Divisional rival games are weird. In part, divisional rival games are fun because they are weird. It turns out playing twice a year gives teams so much information on each other that nearly anything can happen on any given night.
When the Seattle Seahawks play the Los Angeles Rams on Sunday, it will be the 56th time the two teams have faced off in regular season. It’s 28-27 Seattle, for curious folks.
But these Seahawks have never faced these Rams with the three particular advantages they now possess.
It’s a layer of newness to a rivalry that’s been brought back to the forge of sports-hate since the two have become powerhouses once again.
DeMarcus Lawrence
What a ridiculous free agent signing. At 33 years old, and nine games in, I’m ready to propose DeMarcus Lawrence as the best edge player Seattle has had in eight years, when Frank Clark was traded. Hear me on this – he’s not the best pure pass rusher in that span, but he is by far the best all-around defensive player on the end. The Seahawks defense grew worse and worse over the end of Pete Carroll’s tenure until 2023, when it became legendarily bad. In 2024 it was better. Much so.
In 2025 though, they took a very respectable defensive line and added Lawrence. Now it’s dangerous.
Lawrence is having his best season in six years, with maybe only 2022 as the exception. He’s already his totals from four of the last five seasons in: QB hits, Pressures, Tackles for Loss, Fumble Recoveries, and his 4 sacks better than three of the past four seasons.
After nine games.
This is new for Seattle because they’ve not truly been able to threaten the Rams offensive tackle play in a number of years. Boye Mafe and the other defensive ends are good players, but the newness that Lawrence brings is elite power, and his game is so well-rounded that he’s in the backfield regardless of what type of play it is.
This is the theme for these advantages, and is crucial for Lawrence’s game against Los Angeles. Whatever Sean McVay wants to run in Lawrence’s direction, he won’t create a mismatch. Lawrence can still stop inside runs at top-of-NFL level. But he’s also scary rushing the passer. He does not easily get beat to the outside. He recognizes…everything really – double teams, routes, and screens.

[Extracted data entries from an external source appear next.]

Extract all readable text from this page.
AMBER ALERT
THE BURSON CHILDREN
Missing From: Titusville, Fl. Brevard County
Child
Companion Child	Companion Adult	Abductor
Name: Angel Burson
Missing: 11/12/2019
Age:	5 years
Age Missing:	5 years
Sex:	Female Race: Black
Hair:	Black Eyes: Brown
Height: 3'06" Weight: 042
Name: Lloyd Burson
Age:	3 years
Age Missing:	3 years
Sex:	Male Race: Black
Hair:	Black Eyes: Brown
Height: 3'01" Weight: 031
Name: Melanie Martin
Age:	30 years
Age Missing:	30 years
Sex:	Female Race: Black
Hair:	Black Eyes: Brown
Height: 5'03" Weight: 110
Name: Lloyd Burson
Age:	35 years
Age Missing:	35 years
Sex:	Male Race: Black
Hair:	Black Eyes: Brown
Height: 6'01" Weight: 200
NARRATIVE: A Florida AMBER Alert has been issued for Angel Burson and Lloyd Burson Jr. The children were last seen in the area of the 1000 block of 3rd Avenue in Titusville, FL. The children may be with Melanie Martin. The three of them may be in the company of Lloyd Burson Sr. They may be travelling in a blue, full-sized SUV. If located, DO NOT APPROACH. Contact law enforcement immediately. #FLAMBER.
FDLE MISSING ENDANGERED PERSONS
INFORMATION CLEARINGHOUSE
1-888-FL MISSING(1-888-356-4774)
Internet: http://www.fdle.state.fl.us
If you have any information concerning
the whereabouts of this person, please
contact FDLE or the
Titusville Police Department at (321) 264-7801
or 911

McVay’s advantage over defenses typically resides in his ability to deceive and utilize enough versatility to create mismatches. Lawrence is not often deceived or at a disadvantage; his fundamentals are too strong.
Also, offensive tackle is one of L.A’s biggest weaknesses.
Cooper Kupp
For a couple reasons.
The first is in the roster itself. In addition to tackle, cornerback is another weak spot for the Rams. With Jaxon Smith-Njigba now drawing either double coverage or a big play, Kupp should have a weaker cast attempting to cover him.
I’m more intrigued by a different wrinkle, however. This is the first time Mike Macdonald has had a significant contributor from one of his rivals. And Cooper Kupp is not just anybody. People have said for years that Kupp is one of the smartest athletes they’ve ever been around; that someday he’ll be a coach (if he wants to) wherever he wants.
And he comes straight to Seattle with McVay still designing the offense.
Every training camp this conversation comes up, and on that day it’s meaningless noise. No, Marquez Valdez-Scantling is not going to go to the San Francisco 49ers and doom the Seahawks.
Cooper Kupp is not a training camp release. He’s Cooper freaking Kupp. As to his own part, he has unsurprisingly downplayed the significance of this week, refusing to call it a revenge game.
But I’d argue you’d be hard-pressed to find one NFL athlete who knows and can articulate any of their former team’s process or vocabulary better than Kupp. Matt Stafford will not be able to use the same language on the field. Again normally I dismiss these theories out of hand, but not with this particular organization and this particular player. If ever there was inside information to be had, for once, Seattle has it.
Nick Emmanwori
Back to the matchups game. Nick Emmanwori is quickly becoming jack-of-all-trades, master of….most of them?
No, his game isn’t perfect yet. He may get exposed. But what he will not be is outmatched. Los Angeles and their weird current obsession with tight ends holds no sway over the rookie who can somehow cover every offensive position. Remember the guy who ran stride-for-stride with 4.39 40-time Jaylin Noel? Remember the guy who blew up the highlight reel for blowing up a screen play and tackling Deebo Samuel one-handed?
He’s this same guy:
Sean McVay will inevitably create a mismatch somewhere. You run enough plays and they’ll get Puca Nacua on Josh Jobe in a bad position. But he won’t get it by simply aligning any position against number 3. As Daniel Jeremiah said on Wednesday, if there’s a team in the league that has the personnel to just athletically reject what the Rams are doing lately, it’s the Seahawks.
A large part of that starts with Emmanwori.
None of these players were here in 2024. This is not the same game it was a year ago.